Bengaluru: Several videos of the reentry of a discarded Chinese rocket stage from last year into the Earth’s atmosphere were captured over Nagpur — and other parts of Maharashtra, as well as MP — on the evening of 2 April, just after 8pm, local time. The pieces of debris, belonging to a rocket that was launched in February 2021, burned up over the atmosphere, producing fast-moving, bright and fiery streaks in the sky.
At least one bit of debris did not burn up completely and fell over Maharashtra. Such an occurrence is considered relatively rare, as the entry was uncontrolled and large pieces of debris typically fall over the ocean.
The bit of debris, identified as the third stage or the third ejection section, of the Long March or Chang Zheng 3B, was being tracked for almost a week before the reentry, by project SpaceTrack, which keeps tabs on all trackable bits of space debris. However, reentry over the area could not have been prevented as it is a discarded piece of debris without any control.
China has previously had other discarded rocket stages or parts, which have fallen into the Indian Ocean and have even inadvertently collided into the moon. But such occurrences are not uncommon, as all launch carriers around the world design their discarded rocket parts to burn up in the atmosphere and land in the ocean, far away from populated areas.
However, China has come under criticism for being secretive about its space activities and declining to answer questions about such reentry objects, leading to frustration in the space and satellite industry. The capabilities of the communications satellite TJSW-6, which was launched on this rocket in February last year, are currently unclear. The satellite orbits Earth at an altitude of 35,786 kilometres, but the third stage of the rocket ejected much before that, tumbling in space.
Where falling space debris fall
The Long March series of rockets are China’s most powerful, with Long March 3B being the second most powerful rocket in the country. While discarded rocket stages break up easily upon contact with the atmosphere and safely burn up — as expected and designed to do — rockets that are large and heavy can sometimes start orbiting Earth after getting discarded, instead of falling straight through. However, these orbits are not stable and they decay constantly, because of drag from the atmosphere, and the pieces of rocket eventually reenter earth.
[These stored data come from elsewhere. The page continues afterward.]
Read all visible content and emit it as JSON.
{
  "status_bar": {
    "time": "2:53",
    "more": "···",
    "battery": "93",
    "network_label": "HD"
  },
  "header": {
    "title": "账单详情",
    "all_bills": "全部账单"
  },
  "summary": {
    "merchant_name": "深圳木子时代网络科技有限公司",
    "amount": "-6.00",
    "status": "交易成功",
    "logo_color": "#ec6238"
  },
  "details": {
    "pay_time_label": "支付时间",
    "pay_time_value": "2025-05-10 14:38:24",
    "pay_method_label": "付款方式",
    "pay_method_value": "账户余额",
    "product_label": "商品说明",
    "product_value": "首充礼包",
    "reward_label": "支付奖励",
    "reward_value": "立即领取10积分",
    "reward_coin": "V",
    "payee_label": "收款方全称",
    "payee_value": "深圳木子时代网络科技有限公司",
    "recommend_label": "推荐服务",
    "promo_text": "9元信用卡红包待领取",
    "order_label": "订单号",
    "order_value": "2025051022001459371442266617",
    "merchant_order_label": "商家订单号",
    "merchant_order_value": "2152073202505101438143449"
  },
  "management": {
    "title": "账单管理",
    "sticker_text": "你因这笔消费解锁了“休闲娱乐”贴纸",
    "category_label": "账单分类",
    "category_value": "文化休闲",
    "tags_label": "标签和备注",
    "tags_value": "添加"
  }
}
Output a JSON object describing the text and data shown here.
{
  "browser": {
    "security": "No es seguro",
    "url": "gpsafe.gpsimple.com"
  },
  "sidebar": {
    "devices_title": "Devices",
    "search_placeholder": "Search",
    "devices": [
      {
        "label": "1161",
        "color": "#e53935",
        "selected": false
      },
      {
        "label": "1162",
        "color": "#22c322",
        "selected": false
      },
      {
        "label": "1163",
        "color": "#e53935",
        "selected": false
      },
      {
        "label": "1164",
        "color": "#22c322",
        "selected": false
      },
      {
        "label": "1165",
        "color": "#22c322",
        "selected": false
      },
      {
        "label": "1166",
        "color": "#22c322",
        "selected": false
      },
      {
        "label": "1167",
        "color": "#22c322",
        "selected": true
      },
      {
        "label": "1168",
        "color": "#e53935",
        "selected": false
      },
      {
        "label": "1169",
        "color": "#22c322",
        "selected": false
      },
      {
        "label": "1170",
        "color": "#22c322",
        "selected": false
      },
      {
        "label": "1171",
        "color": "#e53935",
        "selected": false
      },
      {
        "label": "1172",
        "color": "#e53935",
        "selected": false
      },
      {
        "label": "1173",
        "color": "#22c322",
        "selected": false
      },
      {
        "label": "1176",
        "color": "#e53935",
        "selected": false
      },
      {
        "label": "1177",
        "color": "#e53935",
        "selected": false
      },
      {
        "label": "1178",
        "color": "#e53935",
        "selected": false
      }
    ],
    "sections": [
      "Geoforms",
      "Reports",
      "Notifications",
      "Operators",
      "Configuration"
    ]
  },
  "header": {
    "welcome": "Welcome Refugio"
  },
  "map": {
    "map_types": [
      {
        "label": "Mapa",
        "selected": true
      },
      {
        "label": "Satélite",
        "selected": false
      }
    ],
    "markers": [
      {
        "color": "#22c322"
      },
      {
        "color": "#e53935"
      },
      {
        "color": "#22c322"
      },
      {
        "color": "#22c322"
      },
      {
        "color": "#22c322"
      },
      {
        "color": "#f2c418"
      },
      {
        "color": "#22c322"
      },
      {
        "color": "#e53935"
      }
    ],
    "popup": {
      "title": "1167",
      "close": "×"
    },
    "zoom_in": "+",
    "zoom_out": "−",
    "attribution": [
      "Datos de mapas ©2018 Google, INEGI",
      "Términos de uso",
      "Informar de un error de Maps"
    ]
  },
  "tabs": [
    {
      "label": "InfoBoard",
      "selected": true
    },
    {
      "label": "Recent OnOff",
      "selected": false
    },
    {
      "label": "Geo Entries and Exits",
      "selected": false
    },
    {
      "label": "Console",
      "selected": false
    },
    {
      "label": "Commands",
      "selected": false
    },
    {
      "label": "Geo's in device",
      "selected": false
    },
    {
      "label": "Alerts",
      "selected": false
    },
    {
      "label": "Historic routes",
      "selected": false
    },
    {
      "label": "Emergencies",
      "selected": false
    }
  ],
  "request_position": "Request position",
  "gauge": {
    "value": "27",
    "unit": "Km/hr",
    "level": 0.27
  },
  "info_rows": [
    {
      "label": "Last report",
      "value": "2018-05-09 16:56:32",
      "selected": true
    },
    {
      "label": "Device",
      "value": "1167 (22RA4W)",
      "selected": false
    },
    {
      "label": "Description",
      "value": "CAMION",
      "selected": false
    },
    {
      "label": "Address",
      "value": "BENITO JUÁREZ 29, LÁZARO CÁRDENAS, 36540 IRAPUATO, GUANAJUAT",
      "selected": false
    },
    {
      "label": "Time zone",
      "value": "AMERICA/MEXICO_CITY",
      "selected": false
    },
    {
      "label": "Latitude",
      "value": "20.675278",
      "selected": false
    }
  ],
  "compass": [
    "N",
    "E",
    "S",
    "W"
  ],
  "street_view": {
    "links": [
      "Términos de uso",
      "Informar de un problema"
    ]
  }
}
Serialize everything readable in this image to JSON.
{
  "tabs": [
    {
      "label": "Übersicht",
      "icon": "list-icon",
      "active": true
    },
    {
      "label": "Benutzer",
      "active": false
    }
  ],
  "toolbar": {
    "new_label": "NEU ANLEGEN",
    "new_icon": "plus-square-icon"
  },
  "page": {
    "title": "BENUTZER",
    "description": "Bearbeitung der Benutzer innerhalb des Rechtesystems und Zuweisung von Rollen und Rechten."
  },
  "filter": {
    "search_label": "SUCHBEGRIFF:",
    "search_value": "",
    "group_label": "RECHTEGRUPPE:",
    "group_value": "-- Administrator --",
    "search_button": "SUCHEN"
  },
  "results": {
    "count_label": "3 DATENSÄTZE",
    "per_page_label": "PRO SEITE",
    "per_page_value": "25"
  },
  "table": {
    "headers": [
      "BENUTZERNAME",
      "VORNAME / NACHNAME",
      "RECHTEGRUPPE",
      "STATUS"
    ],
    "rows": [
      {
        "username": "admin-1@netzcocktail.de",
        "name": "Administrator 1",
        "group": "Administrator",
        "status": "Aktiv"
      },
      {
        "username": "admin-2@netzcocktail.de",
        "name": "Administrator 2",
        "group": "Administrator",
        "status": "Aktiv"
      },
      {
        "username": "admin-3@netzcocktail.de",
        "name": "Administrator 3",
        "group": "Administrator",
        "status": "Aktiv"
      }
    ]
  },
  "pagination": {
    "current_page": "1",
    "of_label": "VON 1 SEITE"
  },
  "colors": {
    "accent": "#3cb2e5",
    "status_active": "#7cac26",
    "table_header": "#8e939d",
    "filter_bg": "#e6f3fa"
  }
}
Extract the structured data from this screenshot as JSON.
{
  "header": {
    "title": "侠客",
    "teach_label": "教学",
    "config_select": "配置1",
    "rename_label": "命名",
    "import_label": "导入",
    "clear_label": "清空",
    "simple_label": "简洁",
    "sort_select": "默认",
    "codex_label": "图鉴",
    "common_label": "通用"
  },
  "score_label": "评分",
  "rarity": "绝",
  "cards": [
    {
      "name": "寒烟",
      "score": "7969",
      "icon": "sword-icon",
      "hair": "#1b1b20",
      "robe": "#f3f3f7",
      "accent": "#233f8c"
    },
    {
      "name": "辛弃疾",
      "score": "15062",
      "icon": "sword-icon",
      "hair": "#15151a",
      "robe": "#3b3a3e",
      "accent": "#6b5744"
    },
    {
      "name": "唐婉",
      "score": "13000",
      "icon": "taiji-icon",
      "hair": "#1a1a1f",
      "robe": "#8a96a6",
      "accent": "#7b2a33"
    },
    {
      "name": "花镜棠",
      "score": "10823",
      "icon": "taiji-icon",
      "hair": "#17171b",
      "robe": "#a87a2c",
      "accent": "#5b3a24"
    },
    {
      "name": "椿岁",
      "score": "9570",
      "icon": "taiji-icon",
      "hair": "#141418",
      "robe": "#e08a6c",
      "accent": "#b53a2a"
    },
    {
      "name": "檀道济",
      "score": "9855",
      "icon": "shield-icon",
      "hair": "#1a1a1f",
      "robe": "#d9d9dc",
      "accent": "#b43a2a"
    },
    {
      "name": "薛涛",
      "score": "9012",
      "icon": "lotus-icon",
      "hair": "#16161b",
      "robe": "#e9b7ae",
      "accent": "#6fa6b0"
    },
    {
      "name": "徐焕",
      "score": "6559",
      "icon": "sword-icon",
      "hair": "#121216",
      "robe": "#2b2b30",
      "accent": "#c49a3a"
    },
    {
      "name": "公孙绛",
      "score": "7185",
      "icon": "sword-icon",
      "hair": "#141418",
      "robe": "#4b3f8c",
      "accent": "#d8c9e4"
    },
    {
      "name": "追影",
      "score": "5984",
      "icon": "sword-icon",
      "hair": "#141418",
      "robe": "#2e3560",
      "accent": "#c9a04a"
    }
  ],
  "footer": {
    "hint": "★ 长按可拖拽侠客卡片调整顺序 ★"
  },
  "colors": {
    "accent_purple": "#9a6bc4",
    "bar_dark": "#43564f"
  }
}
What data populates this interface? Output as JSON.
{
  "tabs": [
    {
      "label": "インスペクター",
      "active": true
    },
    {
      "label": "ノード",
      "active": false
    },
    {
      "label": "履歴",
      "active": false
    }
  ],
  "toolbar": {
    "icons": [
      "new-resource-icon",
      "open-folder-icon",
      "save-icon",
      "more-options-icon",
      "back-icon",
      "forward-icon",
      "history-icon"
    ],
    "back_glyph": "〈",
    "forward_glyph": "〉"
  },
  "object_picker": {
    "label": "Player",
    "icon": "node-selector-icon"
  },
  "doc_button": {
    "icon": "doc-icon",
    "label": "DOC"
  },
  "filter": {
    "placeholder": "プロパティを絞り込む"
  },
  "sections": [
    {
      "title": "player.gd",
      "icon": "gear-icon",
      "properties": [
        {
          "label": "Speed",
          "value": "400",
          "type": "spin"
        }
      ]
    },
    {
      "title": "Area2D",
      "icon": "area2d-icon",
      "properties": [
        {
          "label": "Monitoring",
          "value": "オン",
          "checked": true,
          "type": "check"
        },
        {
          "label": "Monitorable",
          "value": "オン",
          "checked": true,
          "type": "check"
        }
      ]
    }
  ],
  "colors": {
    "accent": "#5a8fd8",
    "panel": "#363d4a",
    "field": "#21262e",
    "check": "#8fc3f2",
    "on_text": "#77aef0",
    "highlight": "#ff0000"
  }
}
There have been many instances of large pieces of spacecraft and rockets falling back to Earth. However, no known incident has resulted in casualties among people living on the ground. Only one person has ever been directly hit by falling space debris, and merely experienced it as a tap on her shoulder.
There are no laws that cover reentry or prevent a nation for allowing a bit of space debris from landing on another’s soil, but space debris damages are held financially accountable due to the 1972 Space Liability Convention. This was previously exercised when Canada asked the former Soviet Union for $6 million in damages in 1978, after radioactive debris was scattered on Canadian soil from a fallen Soviet satellite.